Whilst we feel the Forestry Commission is best placed to continue to manage the New Forest, the lack of funding and local autonomy means they are limited and therefore have to make difficult choices in the work they do.
We would not support land sales unless it has been the result of a full public consultation exercise. The lands are in public ownership – the public should therefore be part of the decision making process.
Community Groups cannot manage woodlands or forests in a sustainable way without the expertise and knowledge base of the Forestry Commission. There is however a role for local community groups to get involved by assisting Rangers or even becoming Rangers in a voluntary capacity. This is something that Defra may wish to explore further.
We would not support ‘gifting’ or ‘leasing’ any part(s) of the PFE.
We feel strongly that any newly formed Public Forest Management Organisation should be enshrined in ‘guardianship’ rather than a ‘Trust’ formation. The general public have a perception that the PFE will remain in public ownership in perpetuity; therefore a time-limiting Charter will not be appropriate, although the regulations should be revisited at appropriate intervals.
Planning Policy and Practice: It is our experience that unless local residents are properly consulted, Local Plans may not be a reflection of the community’s views or aspirations. In the New Forest local authorities rely heavily on 34 Parish Councils to produce their own “Village Design Statement”, but with a lack of resources and time some Parish Councils do not consult widely with its parishioners; which results in decisions being made by a handful of people.
There are changes taking place in planning policy by central government so these (and any other legislative changes) will need to be taken into account when taking forward the Panel’s recommendations.
Stakeholders: Historically, local and central government rely heavily on NGOs; charitable organisations; local ‘established’ organisations; high profile representatives or those who push hardest to be heard. Those who are consistently left out in the cold, (for example hotel owners, caravan park owners, pub owners, dog walkers, horse riders, residents, petition signatories etc.) including those who are not members of the ‘established stakeholders’ need to be engaged fully and openly in the process of changes to the PFE and FC.

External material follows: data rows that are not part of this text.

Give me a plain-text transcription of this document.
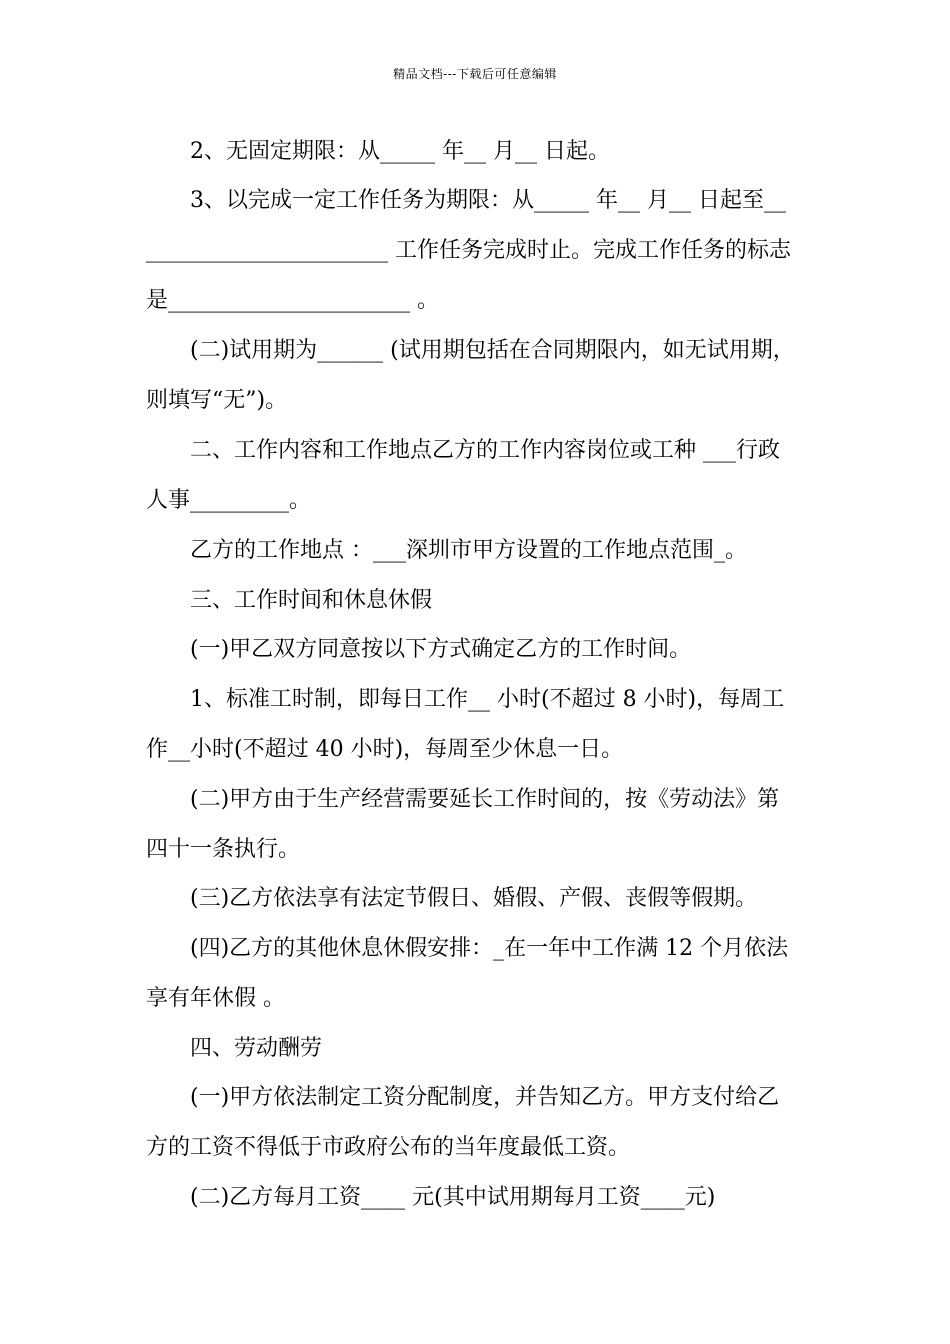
精品文档---下载后可任意编辑
2、无固定期限：从_____ 年__ 月__ 日起。
3、以完成一定工作任务为期限：从_____ 年__ 月__ 日起至__
______________________ 工作任务完成时止。完成工作任务的标志
是______________________ 。
(二)试用期为______ (试用期包括在合同期限内，如无试用期，
则填写“无”)。
二、工作内容和工作地点乙方的工作内容岗位或工种 ___行政
人事_________。
乙方的工作地点 ：___深圳市甲方设置的工作地点范围_。
三、工作时间和休息休假
(一)甲乙双方同意按以下方式确定乙方的工作时间。
1、标准工时制，即每日工作__ 小时(不超过 8 小时)，每周工
作__小时(不超过 40 小时)，每周至少休息一日。
(二)甲方由于生产经营需要延长工作时间的，按《劳动法》第
四十一条执行。
(三)乙方依法享有法定节假日、婚假、产假、丧假等假期。
(四)乙方的其他休息休假安排：_在一年中工作满 12 个月依法
享有年休假 。
四、劳动酬劳
(一)甲方依法制定工资分配制度，并告知乙方。甲方支付给乙
方的工资不得低于市政府公布的当年度最低工资。
(二)乙方每月工资____ 元(其中试用期每月工资____元)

We feel strongly that this is a unique opportunity for government to ‘think outside of the box’ and find meaningful ways in which to engage fully with the public alongside the more traditional routes. In our view it is vital that the ordinary people who live, work or visit woodlands and forests are made to feel included in its immediate and long-term future.
Whatever the outcome, the resulting changes should be seen as robust, open, transparent and fully accountably.